Container View Controllers
Container view controllers are a special type of view controllers whose main job is to manage other view controllers. They are used to combine content from multiple VCs into a single user interface. It is most commonly used in navigation control such as stacks (UINavigationController), pages (UIPageViewController), and tabs (UITabBarController). Though you can implement custom container view controller to achieve a wide range of functionality, we will only be focusing on the built-in ones today.
Navigation Controller
By now you’ve probably seen the present(_:animated:completion:) and dismiss(animated:completion) methods used to modally present and dismiss a view controller. An UINavigationController is a generalization of these two operations. A navigation controller manages one or more child view controllers using an ordered array known as the navigation stack.
Whenever we want to present a view controller, we push the view controller to the top of the stack. When we want to dismiss a view controller, we pop it from the stack. Only the view controller on the top of the navigation stack is visible to the user.

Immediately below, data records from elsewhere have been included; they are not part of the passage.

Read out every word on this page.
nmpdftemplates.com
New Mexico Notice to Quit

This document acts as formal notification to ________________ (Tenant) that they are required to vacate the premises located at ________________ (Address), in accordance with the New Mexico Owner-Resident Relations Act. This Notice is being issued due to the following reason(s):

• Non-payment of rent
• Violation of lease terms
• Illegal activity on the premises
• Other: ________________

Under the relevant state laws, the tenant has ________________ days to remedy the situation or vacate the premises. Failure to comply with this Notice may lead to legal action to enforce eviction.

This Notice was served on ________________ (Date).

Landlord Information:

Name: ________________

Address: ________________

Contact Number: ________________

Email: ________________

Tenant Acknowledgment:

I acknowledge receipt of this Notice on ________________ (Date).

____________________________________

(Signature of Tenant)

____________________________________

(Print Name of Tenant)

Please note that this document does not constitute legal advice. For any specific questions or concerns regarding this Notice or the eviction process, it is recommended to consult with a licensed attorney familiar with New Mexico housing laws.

In addition, a navigation controller manages a navigation bar, which displays a back button for dismissing the topmost view controller and a title for the current view controller.

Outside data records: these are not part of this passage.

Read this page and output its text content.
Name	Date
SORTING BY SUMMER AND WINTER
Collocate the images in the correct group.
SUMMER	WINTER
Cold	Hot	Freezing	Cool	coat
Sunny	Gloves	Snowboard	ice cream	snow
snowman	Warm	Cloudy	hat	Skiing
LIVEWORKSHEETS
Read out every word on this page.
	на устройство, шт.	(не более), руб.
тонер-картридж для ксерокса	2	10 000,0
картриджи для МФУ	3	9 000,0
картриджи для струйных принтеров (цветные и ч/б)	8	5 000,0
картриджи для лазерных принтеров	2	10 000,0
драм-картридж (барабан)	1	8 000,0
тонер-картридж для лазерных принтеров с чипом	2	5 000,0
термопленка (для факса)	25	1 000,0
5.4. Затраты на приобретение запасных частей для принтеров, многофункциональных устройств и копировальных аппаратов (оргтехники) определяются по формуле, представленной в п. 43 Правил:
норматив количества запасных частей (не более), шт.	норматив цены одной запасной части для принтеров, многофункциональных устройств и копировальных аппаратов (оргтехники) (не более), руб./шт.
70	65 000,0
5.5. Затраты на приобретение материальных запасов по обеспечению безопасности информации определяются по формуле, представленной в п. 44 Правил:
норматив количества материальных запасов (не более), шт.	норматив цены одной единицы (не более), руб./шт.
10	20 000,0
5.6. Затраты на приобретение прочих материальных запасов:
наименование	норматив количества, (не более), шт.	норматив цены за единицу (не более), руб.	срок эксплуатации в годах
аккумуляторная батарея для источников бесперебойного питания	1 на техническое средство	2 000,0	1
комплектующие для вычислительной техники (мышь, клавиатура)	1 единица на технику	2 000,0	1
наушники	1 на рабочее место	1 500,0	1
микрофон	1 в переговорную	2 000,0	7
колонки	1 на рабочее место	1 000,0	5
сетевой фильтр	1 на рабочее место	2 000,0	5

Each view controller has a special property called navigationController. The property has type UINavigationController?. If the view controller is currently in the stack managed by a navigation controller, this property will point to the navigation controller.
Typically, you declare a navigation controller with its root view controller
let vc = ViewController()
let nav = UINavigationController(rootViewController)

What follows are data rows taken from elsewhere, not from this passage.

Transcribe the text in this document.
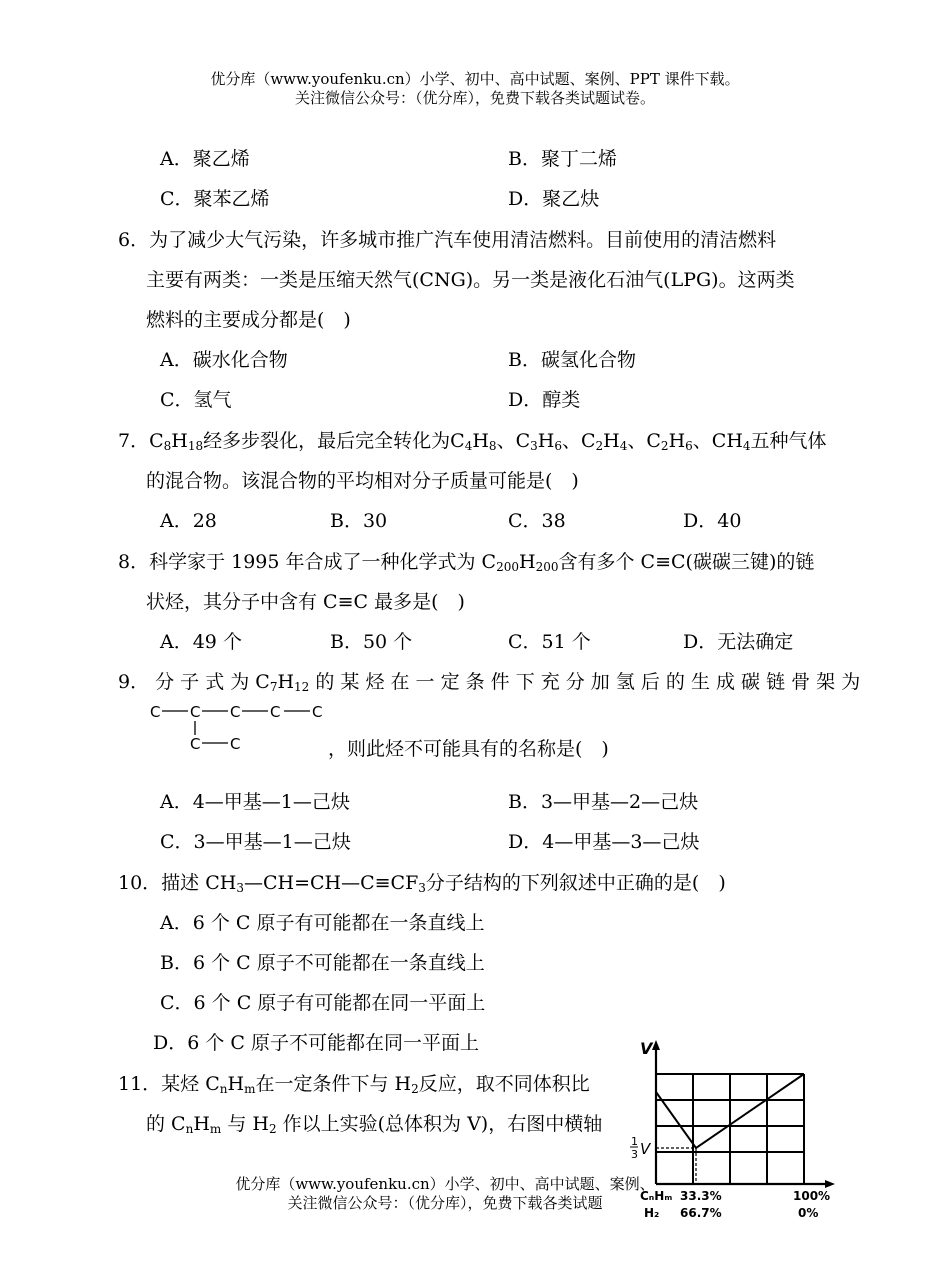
优分库（www.youfenku.cn）小学、初中、高中试题、案例、PPT 课件下载。
关注微信公众号：（优分库），免费下载各类试题试卷。
A．聚乙烯	B．聚丁二烯
C．聚苯乙烯	D．聚乙炔
6．为了减少大气污染，许多城市推广汽车使用清洁燃料。目前使用的清洁燃料
主要有两类：一类是压缩天然气(CNG)。另一类是液化石油气(LPG)。这两类
燃料的主要成分都是(　)
A．碳水化合物	B．碳氢化合物
C．氢气	D．醇类
7．$C_8H_{18}$经多步裂化，最后完全转化为$C_4H_8$、$C_3H_6$、$C_2H_4$、$C_2H_6$、$CH_4$五种气体
的混合物。该混合物的平均相对分子质量可能是(　)
A．28	B．30	C．38	D．40
8．科学家于 1995 年合成了一种化学式为 $C_{200}H_{200}$含有多个 C≡C(碳碳三键)的链
状烃，其分子中含有 C≡C 最多是(　)
A．49 个	B．50 个	C．51 个	D．无法确定
9． 分 子 式 为 $C_7H_{12}$ 的 某 烃 在 一 定 条 件 下 充 分 加 氢 后 的 生 成 碳 链 骨 架 为
C C C C C
C C	，则此烃不可能具有的名称是(　)
A．4—甲基—1—己炔	B．3—甲基—2—己炔
C．3—甲基—1—己炔	D．4—甲基—3—己炔
10．描述 $CH_3—CH=CH—C\equiv CF_3$分子结构的下列叙述中正确的是(　)
A．6 个 C 原子有可能都在一条直线上
B．6 个 C 原子不可能都在一条直线上
C．6 个 C 原子有可能都在同一平面上
D．6 个 C 原子不可能都在同一平面上
11．某烃 $C_nH_m$在一定条件下与 $H_2$反应，取不同体积比
的 $C_nH_m$ 与 $H_2$ 作以上实验(总体积为 V)，右图中横轴
V
1
3 V
CₙHₘ
H₂
33.3%
66.7%
100%
0%
优分库（www.youfenku.cn）小学、初中、高中试题、案例、
关注微信公众号：（优分库），免费下载各类试题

You can push a view controller to the navigation stack by calling pushViewController(viewController:animated:) on the navigation controller. Similarly, you can pop the topmost view controller by calling popViewController(animated:).
TabBarController
The tab bar controller displays tabs at the bottom of the window. Each tab corresponds to a child view controller, and the selection determines which view controller to display.
The following code initialize a tab bar controller with two tabs
let tabBarController = UITabBarController()
let vc1 = HomeVC()
let vc2 = SettingVC()
let vc3 = UINavigationController(rootViewController: vc2)
tabBarController.viewControllers = [vc1, vc2]
Notice that for the second tab we create a navigation controller as a child of the tab bar controller. It is an example where we can use container view controllers to create more complex user interface.
Model-View-Controller (MVC)
MVC is a popular software architectural pattern for making an iOS App. It divides your code into three main categories: model, view, and controller.
A view object is the visual layer of our app. It is what the user sees, and it is what the user interacts with. A view object should not be responsible for book-keeping the data, it should only know how to present the data.
A model is the opposite of views. It is the data representation of our App. It could be a user class, or a style struct.
Finally, the view controller is the interface between models and views. When a user initiates an action, the view delegate that action to the view controller. The view controller handles the action by performing a view update and/or modifying the models.
Sticking to this approach generally helps you write more scalable and readable code. But it doesn’t mean that you are in the clear. It’s much more important to understand the design principle such as the separation of concern. A good piece of code should be modular, consists of many independent black boxes. If you find yourself having to deal with a single gigantic chunk of code that does basically everything, you are probably doing something wrong.